Ключ щёлкнул два раза, шум шагов, раздавшийся по коридору, постепенно затих, и гробовая тишина настала в тюрьме Валериана. Он бросился на пол почти в беспамятстве. Отчаяние задушило его в своих леденящих объятиях. Только по временам казалось ему, что вдали он слышит ещё голос друга и последние слова его: «Мы увидимся в мире лучшем!».
XIII
Премьер-майор Тулупов сбирался уже лечь в постель, как вдруг услышал, что с улицы кто-то стучит в двери его квартиры.
— Кого это нелёгкая принесла ко мне так поздно? — проворчал он, испугавшись, и, со свечой в руке, пошёл отпирать двери.
— Царь небесный! — воскликнул он, увидев Дарью Власьевну. — Что это значит? Так поздно и одна! Да вы ли это?
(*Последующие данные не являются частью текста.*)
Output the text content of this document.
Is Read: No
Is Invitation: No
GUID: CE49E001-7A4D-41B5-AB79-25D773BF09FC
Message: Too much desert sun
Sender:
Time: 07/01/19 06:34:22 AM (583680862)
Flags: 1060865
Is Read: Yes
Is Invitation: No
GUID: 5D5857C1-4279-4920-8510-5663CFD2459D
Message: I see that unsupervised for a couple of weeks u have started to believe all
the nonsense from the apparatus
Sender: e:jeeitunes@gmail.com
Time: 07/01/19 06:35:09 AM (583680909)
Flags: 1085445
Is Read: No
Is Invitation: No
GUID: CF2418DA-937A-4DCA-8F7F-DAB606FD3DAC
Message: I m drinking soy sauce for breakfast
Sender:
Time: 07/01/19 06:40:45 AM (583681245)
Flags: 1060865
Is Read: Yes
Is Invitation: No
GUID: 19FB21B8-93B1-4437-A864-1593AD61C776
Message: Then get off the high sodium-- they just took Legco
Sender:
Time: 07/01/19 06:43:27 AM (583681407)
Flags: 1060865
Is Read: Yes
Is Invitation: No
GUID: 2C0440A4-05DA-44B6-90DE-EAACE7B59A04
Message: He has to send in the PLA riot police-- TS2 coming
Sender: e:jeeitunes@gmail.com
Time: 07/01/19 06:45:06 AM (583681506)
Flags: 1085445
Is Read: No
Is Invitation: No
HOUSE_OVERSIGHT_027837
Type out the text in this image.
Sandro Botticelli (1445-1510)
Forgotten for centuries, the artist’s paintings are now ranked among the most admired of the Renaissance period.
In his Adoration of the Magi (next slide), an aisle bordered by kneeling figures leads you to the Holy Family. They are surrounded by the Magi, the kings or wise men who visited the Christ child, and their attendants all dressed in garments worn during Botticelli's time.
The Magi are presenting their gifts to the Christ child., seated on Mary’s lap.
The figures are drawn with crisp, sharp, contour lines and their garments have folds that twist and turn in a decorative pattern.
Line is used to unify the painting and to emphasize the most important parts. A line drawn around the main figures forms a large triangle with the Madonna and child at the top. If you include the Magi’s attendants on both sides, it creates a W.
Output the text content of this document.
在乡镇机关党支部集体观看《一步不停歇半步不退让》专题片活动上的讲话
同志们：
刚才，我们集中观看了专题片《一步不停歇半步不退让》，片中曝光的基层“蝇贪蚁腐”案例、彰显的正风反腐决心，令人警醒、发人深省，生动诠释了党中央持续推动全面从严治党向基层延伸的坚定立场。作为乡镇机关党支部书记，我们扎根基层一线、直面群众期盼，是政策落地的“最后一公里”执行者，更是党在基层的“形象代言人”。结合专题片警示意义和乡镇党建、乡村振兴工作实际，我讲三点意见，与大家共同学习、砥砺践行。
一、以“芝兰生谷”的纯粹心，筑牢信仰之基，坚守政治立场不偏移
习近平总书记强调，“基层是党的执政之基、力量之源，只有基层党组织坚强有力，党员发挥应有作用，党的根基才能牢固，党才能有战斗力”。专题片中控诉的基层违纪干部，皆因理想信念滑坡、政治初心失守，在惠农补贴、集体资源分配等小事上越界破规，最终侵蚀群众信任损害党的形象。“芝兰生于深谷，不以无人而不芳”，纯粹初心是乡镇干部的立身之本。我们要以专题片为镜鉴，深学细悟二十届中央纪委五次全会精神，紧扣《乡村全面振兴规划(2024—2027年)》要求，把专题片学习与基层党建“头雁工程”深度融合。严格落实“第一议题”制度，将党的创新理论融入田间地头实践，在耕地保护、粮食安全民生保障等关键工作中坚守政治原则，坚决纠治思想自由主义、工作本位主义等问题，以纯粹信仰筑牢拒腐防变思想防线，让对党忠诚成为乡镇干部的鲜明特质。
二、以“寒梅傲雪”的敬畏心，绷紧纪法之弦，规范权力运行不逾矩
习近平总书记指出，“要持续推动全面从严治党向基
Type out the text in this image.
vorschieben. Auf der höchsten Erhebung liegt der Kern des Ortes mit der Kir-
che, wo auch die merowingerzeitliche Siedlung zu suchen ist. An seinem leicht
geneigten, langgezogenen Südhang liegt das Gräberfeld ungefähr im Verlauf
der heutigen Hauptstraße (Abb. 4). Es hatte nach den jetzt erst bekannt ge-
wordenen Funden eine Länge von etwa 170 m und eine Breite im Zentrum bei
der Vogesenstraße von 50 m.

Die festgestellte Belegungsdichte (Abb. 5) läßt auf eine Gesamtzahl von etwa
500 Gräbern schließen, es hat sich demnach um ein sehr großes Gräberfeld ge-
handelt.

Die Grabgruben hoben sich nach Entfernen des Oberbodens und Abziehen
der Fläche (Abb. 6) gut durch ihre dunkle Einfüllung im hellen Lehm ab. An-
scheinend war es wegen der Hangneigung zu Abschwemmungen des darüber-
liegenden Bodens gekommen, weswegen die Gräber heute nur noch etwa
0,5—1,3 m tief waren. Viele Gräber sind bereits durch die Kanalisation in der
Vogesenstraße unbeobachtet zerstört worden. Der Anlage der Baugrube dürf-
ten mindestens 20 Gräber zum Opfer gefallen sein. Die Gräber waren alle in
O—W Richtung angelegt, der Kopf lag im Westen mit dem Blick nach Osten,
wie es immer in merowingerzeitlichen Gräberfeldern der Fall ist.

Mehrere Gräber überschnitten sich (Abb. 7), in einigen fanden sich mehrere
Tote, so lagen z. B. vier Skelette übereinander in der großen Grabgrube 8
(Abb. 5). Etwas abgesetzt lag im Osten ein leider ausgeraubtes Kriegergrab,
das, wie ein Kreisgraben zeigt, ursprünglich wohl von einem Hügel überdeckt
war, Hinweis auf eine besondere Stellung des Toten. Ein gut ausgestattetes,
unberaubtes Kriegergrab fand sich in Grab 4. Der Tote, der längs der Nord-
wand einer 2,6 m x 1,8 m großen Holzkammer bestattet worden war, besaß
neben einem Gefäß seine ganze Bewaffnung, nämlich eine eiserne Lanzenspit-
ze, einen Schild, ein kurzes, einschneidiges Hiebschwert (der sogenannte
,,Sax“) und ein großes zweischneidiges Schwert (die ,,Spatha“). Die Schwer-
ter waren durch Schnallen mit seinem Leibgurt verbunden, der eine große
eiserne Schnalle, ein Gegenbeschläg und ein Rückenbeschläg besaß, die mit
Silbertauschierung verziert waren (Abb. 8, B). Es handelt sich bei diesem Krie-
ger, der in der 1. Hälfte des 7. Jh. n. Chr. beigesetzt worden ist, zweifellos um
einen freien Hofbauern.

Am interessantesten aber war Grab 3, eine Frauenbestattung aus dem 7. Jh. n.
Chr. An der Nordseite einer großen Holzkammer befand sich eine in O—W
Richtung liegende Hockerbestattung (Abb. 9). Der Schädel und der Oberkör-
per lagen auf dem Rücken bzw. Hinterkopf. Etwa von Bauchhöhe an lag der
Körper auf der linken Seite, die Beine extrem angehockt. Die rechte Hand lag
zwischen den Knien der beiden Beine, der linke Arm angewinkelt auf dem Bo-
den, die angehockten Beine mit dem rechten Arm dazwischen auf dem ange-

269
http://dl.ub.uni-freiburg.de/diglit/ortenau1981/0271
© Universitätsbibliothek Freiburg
Надобно сказать, что Тулупов лет за восемь перед тем предлагал руку свою Дарье Власьевне, но получил отказ. Это не расстроило, однако ж, его знакомства с Мурашёвым, он продолжал по-прежнему посещать его с удовольствием, он ни в чьём доме не находил лучшей полынной водки. Между тем, Дарья Власьевна, проведя несколько лет в напрасном ожидании жениха, мало-помалу начала раскаиваться в слишком поспешном отказе Тулупову. Наконец, она решилась употреблять все хитрости кокетства, чтобы снова заманить в сети прежнего своего поклонника, но он своей невнимательностью приводил её в отчаяние. «Верно, премьер-майор мстит мне за прежнюю мою холодность», — думала она и ошибалась. Чуждый мщения, он даже расположен был возобновить своё предложение, но его развлекала не известная Дарье Власьевне, опасная ей соперница — полынная водка. Премьер-майор, находя гораздо более наслаждения в жгучей горечи этого напитка, нежели в сладком нектаре любви, каждый раз, будучи в гостях у Мурашёва, стремился сердцем в шкаф, где стояла фляга, и приходил в восторг, когда Дарья Власьевна, явясь со скатертью в руке, начинала её расстилать на столе, или, лучше сказать, устилать этой узорной тканью путь из шкафа на стол для любимицы премьер-майорского сердца. Мудрено ли, что в такие минуты оставались незамеченными и нежные взоры, и значительные вздохи. Может быть, в другие минуты они бы не пропали даром.